Au début du mois de mai, les élus de la Ville de Montréal avaient annoncé leur intention de soumettre au public la question entourant les restaurants de rue afin de déter­miner si le règlement les interdisant devrait être modifié.

Il est à noter que la majorité des grandes villes nord-américaine, comme New York, ont des règlements encadrant la bouffe de rue, qui est tolérée et même célébrée depuis le début des années 2000.

À voir la foule assez nombreuse réunie au Parc olympique dans le cadre des « premiers vendredis dans le Parc olympique », événement organisé par l’Association des restaurateurs de rue du Québec, l’engouement pour la bouffe de rue semble bien réel et concret.

Les pionniers de la bouffe de rue, comme le camion Grumman ‘78, La mangeoire, Lucky’s Truck et Crêpe-moi étaient de la partie pour cet événement visant à faire la promotion de l’art culinaire de rue.

Bouffe santé et abordable

La bouffe de rue montréalaise offerte depuis peu dans les parcs et lors des événements du centre-ville se veut santé et créative tout en demeurant accessible et à prix abordable. « On vise un marché branché qui souhaite déguster en marchant ou assis au parc. C’est vraiment créatif, en termes de bouffe. Tout est frais et, en plus, ce n’est pas onéreux », nous dit Gaëlle Cerf, du Grumman ‘78.

On y mange des tacos au curry d’agneau ou encore un sandwich à la porchetta bourré de légumes; pour dessert une crêpe au dulce de leche. On est loin des friteries ou des kiosques de fish & chips si populaires en Angleterre.

Daniel, de Montréal, a commandé au Lucky’s Truck et il semblait emballé par son choix ! « Ç’a l’air vraiment bon, différent, ça fait changement des hot-dogs. J’ai pris un gaspacho tomate et un sandwich poulet avec salsa mangue et tomate », dit-il, les yeux rivés sur son repas.

Claude et Louise Viau sont de vrais adeptes des cantines ambulantes et ils ont même décidé de louer les services du Lucky’s pour faire la promotion de leur commerce. « C’est vraiment le fun de voir des jeunes avec des initiatives créatives sauter dans la restauration mobile. Moi je ne vois pas pourquoi ce ne serait pas entièrement légal. C’est bon, c’est propre et c’est pas cher », nous dit M. Viau, de Montréal.

Réseaux sociaux

Les restaurateurs de rue se font connaître par le biais des réseaux sociaux. Le camion Lucky’s Truck et le Grumman ’78 annoncent leurs emplacements via Twitter et Facebook.
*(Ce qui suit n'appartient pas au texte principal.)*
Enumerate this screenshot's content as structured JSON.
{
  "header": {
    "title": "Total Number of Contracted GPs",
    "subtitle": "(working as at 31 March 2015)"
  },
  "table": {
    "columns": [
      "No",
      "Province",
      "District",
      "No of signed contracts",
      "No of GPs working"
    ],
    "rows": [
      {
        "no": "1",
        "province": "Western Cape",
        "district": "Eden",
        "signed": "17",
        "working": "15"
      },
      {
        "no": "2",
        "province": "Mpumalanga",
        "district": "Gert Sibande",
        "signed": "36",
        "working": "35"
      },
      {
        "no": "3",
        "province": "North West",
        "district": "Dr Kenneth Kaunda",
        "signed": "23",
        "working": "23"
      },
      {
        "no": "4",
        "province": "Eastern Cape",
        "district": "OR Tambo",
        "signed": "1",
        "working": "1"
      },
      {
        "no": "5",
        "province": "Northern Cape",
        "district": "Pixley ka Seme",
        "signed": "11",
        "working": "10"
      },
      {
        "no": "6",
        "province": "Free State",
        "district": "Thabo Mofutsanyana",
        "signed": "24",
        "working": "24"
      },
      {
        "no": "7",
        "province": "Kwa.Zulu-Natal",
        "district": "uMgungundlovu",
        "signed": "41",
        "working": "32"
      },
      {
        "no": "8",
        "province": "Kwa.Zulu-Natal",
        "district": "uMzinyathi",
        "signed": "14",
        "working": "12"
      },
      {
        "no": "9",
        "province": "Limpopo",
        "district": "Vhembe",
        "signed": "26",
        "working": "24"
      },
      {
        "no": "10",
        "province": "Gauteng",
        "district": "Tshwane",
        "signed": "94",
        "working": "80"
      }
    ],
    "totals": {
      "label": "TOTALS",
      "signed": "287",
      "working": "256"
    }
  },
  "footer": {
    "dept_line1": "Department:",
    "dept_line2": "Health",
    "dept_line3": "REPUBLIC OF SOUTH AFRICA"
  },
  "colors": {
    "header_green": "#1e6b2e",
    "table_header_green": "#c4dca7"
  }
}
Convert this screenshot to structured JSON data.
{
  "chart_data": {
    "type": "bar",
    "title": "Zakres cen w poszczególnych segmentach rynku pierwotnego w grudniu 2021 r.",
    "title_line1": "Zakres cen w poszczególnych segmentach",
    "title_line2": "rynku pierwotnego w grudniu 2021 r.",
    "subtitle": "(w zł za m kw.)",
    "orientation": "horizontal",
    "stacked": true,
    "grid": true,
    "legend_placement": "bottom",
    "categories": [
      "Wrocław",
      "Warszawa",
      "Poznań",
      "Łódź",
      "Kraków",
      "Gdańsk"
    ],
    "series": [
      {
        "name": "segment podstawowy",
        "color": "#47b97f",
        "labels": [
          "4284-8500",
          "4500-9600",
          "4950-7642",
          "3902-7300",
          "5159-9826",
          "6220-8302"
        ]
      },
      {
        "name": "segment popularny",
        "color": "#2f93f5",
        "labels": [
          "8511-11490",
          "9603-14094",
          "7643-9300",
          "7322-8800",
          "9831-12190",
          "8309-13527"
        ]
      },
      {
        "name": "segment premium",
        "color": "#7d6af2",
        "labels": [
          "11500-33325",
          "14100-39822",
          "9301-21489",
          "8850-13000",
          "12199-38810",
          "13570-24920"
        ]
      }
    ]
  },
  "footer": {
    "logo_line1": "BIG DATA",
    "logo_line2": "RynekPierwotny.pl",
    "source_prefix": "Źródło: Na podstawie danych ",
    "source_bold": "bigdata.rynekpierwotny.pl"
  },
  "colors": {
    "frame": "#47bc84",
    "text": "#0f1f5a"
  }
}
« On fait toute notre publicité sur les réseaux sociaux parce que c’est dynamique, c’est interactif et c’est gratuit ! », dit Gaëlle, tout sourire.

Si les restaurateurs de rue ont confiance qu’avec toutes leurs sorties ils pourront influencer positivement une éventuelle décision du conseil municipal, reste à voir si un projet de loi sera adopté cette année.